I remember a similar thread about whether organ donation should be opt-in or opt-out and was shocked at how many posters had no problem with the principal of accepting a donated organ for themselves or a loved one, but flatly refused to sign themselves up sad.

CunningAtBothEnds Sun 12-Jan-14 10:04:06

as always MN makes me feel better. I am on the list as are dcs and DH, and I would gratefully accept an organ for any of us if god forbid it was needed.

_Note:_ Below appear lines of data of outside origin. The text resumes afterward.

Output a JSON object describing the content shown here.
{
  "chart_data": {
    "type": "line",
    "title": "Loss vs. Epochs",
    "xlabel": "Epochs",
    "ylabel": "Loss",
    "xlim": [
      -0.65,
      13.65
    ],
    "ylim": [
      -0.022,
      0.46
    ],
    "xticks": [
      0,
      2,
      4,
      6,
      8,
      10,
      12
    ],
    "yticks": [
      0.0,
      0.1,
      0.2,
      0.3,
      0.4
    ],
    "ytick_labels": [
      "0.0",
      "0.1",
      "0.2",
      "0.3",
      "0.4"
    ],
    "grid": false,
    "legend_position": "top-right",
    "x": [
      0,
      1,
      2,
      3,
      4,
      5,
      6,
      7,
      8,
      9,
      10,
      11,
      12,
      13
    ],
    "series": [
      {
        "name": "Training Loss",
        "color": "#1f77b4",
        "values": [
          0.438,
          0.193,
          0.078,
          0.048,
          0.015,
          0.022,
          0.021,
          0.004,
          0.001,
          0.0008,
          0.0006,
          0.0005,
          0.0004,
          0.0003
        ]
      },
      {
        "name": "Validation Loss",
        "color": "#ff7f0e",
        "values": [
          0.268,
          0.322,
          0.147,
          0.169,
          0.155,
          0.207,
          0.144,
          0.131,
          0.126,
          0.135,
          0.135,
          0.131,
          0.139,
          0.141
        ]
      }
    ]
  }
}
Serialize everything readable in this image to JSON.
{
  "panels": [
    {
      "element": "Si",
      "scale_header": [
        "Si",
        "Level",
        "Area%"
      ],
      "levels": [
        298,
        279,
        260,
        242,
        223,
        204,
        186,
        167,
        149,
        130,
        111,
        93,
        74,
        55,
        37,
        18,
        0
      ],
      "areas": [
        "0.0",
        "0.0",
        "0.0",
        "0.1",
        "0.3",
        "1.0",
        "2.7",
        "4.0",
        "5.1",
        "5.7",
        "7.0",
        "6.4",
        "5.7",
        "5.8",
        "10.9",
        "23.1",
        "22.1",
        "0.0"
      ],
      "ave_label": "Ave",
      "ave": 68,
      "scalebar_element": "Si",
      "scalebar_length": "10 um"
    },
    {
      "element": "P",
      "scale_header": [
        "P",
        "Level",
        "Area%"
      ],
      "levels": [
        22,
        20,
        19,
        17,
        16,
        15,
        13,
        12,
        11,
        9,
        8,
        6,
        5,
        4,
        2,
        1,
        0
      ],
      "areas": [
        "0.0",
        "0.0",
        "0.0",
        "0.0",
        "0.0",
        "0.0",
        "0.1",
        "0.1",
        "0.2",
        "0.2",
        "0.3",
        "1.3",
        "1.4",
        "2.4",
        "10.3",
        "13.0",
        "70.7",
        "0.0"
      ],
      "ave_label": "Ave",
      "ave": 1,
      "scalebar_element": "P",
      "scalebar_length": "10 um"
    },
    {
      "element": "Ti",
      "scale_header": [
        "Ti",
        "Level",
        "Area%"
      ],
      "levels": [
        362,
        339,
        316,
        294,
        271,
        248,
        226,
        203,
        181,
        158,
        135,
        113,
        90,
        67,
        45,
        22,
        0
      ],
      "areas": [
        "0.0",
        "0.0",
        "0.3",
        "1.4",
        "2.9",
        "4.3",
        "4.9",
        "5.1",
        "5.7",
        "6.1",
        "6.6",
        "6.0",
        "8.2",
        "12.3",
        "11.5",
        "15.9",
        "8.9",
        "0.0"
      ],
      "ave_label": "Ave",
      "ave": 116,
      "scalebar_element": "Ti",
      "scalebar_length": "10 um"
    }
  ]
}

I still cant say Its something I think too much on but in the situation I would give consent. strangely I feel more at peace with giving mine away that theirs? perhaps this is because the idea of them dying is absolutely something I cant handle

TroLoLo Sun 12-Jan-14 10:06:52

Nope, he doesn't think it's tempting fate. He totally understood what I was saying about wanting someone else to benefit. I'm sure he is on the register himself. It was purely the fact that ds didn't consent himself that he has a problem with.

meditrina Sun 12-Jan-14 10:08:52

When there are differences between parents about serious treatment, then the matter will end up in Court.

When there is a difference over being the donor, then the donation won't proceed. No-one is forced to be altruistic.

StillNoFuckingEyeDeer Sun 12-Jan-14 10:10:03

In practice, if anything did happen that rendered an individual brain dead and suitable for organ donation, the family's consent would be obtained regardless of wether the individual was on the register or not.
The organ donor register is useful because it lets the next of kin know what the individuals thoughts were, which may help them make a decision as in 'it's what he would have wanted'. It also gets people thinking about it before the event (which hopefully never happens).

Gileswithachainsaw Sun 12-Jan-14 10:10:08

Does he understand that your Ds won't be able to consent for any medical procedure until 18. So that idea kind of goes out the window if he has ever undergone any medical treatment.